De salle en salle... : Vantage Point

vantage_point

Vantage Point, ou 89 minutes de propagande américaine ultra-efficaces menées pied au plancher.

Voilà.

Tu peux poursuivre ta lecture, mais je te préviens, ça ne t'apprendra rien de plus.

Jeudi, Ghislain et moi avons décidé d'un commun accord d'aller au cinéma. Arrivés à l'UGéCé de Brouckère, on avait le choix entre ça et There Will Be Blood. Comme je me sentais un peu fatiguée (enfin, je veux dire, encore un peu plus que d'habitude), et que j'avais entendu dire que le dernier Paul Thomas Anderson était magnifique mais un peu contemplatif, j'ai fait pencher la balance pour Vantage Point. D'autant plus que celui-ci présentait comme plus-produit l'épinglage à son générique du très yum yum Matthew Fox (mais si, tu connais, c'est lui qui fait le docteur dans Lost. Comment ça, « Je ne vois pas ce qu'on lui trouve »? Rhan mais moi je vois très bien, crois-moi).

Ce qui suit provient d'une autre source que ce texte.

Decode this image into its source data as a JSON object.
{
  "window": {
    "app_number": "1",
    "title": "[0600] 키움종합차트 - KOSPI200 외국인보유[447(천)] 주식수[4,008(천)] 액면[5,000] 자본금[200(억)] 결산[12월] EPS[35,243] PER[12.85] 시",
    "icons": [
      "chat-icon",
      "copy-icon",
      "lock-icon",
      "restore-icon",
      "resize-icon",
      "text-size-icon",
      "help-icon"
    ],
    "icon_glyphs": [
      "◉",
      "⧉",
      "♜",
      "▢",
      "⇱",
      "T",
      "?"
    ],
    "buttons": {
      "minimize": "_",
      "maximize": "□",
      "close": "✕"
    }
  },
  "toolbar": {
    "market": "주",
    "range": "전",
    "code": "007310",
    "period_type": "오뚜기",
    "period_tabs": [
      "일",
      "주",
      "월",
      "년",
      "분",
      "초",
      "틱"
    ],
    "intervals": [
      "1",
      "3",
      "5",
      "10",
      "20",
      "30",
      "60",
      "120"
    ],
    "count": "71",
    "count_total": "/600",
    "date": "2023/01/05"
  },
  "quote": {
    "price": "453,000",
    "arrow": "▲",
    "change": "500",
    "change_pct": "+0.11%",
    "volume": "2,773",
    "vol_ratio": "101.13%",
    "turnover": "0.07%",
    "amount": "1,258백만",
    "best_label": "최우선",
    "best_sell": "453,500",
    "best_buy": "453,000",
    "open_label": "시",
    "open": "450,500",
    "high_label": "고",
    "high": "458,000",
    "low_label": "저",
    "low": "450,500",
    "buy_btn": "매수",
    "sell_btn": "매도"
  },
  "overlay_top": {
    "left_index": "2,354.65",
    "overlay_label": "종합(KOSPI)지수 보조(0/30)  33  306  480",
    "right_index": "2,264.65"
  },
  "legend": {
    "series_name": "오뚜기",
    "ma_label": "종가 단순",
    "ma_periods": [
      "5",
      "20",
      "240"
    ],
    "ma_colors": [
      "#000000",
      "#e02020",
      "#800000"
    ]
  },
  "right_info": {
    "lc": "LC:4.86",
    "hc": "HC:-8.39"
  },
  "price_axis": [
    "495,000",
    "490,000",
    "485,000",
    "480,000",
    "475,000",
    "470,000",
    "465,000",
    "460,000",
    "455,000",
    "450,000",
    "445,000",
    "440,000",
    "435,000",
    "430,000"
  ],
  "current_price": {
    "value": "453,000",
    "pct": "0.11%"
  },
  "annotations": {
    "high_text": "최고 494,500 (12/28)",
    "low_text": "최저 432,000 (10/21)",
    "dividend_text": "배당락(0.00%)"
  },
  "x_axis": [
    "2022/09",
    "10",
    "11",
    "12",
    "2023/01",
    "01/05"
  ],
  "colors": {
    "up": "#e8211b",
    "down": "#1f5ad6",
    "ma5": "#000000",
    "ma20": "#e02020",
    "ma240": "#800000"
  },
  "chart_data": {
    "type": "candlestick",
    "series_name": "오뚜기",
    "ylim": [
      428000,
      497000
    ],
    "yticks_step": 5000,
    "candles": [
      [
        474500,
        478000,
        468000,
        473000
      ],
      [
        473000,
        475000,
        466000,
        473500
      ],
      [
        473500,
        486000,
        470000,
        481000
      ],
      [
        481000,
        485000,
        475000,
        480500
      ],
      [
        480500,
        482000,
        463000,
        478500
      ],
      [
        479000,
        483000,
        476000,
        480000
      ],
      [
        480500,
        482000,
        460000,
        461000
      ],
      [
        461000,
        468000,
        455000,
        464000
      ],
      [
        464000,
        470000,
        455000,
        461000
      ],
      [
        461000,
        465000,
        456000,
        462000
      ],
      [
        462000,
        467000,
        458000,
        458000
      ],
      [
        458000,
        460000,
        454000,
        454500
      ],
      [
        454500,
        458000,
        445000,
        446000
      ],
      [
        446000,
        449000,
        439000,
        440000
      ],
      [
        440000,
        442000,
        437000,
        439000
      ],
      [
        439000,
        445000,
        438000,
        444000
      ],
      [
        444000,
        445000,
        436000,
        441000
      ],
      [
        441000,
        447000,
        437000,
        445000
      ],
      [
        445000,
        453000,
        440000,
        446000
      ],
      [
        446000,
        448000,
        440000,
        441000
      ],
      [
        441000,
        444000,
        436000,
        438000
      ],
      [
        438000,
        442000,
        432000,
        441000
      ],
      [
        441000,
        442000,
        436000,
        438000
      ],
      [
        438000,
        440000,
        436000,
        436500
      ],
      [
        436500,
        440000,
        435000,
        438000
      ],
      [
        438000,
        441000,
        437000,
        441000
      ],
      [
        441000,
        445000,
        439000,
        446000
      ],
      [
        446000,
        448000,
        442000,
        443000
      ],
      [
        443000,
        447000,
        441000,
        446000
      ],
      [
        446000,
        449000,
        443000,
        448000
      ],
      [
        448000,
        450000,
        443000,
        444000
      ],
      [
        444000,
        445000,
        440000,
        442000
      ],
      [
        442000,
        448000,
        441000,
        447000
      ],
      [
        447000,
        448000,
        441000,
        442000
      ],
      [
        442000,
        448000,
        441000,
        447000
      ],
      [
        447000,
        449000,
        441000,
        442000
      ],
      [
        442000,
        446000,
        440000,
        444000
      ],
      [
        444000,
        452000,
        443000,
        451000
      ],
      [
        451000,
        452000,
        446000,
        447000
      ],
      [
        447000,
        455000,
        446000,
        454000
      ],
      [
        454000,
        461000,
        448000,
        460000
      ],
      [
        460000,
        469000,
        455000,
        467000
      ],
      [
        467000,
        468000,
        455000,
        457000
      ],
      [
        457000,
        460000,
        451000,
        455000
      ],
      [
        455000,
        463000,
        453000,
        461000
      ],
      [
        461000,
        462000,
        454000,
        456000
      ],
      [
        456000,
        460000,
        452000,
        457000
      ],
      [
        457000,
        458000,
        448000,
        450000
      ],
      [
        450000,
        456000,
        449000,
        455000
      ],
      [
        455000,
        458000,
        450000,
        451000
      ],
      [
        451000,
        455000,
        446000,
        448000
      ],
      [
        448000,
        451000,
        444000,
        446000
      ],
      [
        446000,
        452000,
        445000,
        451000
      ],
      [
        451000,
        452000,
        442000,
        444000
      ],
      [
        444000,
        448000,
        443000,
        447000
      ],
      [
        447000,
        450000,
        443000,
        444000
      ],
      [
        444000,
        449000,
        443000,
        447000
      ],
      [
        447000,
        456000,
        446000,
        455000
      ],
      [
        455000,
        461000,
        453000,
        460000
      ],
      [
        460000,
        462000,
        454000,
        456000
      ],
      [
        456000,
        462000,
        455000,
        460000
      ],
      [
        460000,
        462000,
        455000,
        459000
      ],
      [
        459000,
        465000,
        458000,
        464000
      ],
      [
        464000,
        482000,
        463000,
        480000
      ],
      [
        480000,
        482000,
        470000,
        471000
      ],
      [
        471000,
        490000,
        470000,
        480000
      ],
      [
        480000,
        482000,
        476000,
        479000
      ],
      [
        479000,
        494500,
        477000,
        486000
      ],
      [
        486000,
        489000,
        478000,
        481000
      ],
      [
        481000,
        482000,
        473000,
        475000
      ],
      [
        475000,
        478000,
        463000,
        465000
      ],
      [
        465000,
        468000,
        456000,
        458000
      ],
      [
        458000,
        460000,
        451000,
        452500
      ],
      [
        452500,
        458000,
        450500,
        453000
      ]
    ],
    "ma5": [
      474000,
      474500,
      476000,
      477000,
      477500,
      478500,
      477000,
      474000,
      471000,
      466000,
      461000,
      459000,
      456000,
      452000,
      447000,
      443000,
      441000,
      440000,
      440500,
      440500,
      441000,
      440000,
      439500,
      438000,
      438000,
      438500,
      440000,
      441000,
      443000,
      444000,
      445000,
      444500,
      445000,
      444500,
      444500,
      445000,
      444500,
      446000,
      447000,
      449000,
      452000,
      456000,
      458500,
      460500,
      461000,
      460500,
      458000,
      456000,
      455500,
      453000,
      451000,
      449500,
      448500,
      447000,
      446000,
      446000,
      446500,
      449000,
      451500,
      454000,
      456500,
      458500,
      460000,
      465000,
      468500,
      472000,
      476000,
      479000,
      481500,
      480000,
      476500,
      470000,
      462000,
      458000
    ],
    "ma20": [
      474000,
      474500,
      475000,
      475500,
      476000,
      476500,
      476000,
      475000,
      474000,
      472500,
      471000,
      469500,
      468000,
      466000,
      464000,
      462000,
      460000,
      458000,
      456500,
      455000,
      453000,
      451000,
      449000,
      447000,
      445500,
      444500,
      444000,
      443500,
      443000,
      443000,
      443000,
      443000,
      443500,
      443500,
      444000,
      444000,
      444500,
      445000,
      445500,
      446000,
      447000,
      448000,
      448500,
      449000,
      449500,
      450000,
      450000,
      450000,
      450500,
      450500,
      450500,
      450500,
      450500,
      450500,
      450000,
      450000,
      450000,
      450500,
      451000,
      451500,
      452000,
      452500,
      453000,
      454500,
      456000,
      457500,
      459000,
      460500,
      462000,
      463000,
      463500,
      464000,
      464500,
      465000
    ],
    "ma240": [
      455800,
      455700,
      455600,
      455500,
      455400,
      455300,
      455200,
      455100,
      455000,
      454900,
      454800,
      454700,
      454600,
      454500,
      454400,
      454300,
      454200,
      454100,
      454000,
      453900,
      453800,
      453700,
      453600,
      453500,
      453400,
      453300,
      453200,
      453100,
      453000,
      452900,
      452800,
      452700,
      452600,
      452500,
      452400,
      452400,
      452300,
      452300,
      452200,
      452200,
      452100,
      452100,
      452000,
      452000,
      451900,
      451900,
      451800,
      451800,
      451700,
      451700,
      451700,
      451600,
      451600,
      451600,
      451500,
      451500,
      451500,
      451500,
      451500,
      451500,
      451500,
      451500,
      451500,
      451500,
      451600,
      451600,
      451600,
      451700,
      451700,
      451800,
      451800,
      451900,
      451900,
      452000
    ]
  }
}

Comme l'intrigue tient en moins de mots que « Love Me Do » des Beatles, voici une séance de rattrapage pour ceux qui ne révèrent pas le Grand Gourou Hugues Dayez:

Un sommet international contre le terrorisme va débuter à Salamanque. Lors de la séance inaugurale, le président des Etats-Unis, avant même d'avoir entamé son discours, se fait abattre; peu après, une bombe explose. Dès lors, le film adopte différents points de vue afin de reconstituer les tenants et les aboutissants de cet ignnnnnnoble attentat. La bonne trouvaille, c'est que, pour ce faire, il procède par flaches-baques, en reprenant toujours à la même heure.

Aloreuh, voualà ce que j'en ai retenu:

- Cette construction par flaches-baques est diablement efficace: ainsi les indices sont distillés au compte-gouttes, et tu restes scotché à ton siège jusqu'à la révélation suivante. Rien à dire, pour ça, les Ricains, c'est les plus forts du monde (même si le réalisateur est irlandais). Essaie d'imaginer Bienvenue chez les Ch'tis en construction flachebaquesque. Ce n'est tout simplement PAS possible.

- Problème: à chaque flache-baque, je me marrais toute seule comme une conne, parce que Ghislain me sifflotait à l'oreille:

free music

(Crois-moi, y'a des jours où avoir un brin de culture cinématographique peut nuire dangereusement à ta crédibilité. Allez debout, y'en a marre les mottes...)

- Je me dois d'avertir les yeux et les oreilles sensibles: la musique extra-diégétique est omniprésente, elle va vite et fort, bref pendant 89 minutes tu te retrouves à la Doudingue en pleine démonstration de Tektonik. En plus, tout ça est monté très cut (j'adore ce genre d'expression, ça ne veut rien dire et ça fait croire que je m'y connais): résultat, ça fait encore plus mal aux yeux que de fixer une tenue de Yelle pendant 3 minutes. Porteurs de lentilles, n'oubliez pas vos gouttes.

- Tu penses bien que, depuis l'invasion de l'Irak, s'il y a président américain dans le scénario, il y a forcément manifestation anti-américaine. Eh bien, je peux te dire que leurs pancartes sont très chic, on dirait qu'elles ont été designées par Geneviève Gauckler, j'adore, je veux la même pour décorer mon salon.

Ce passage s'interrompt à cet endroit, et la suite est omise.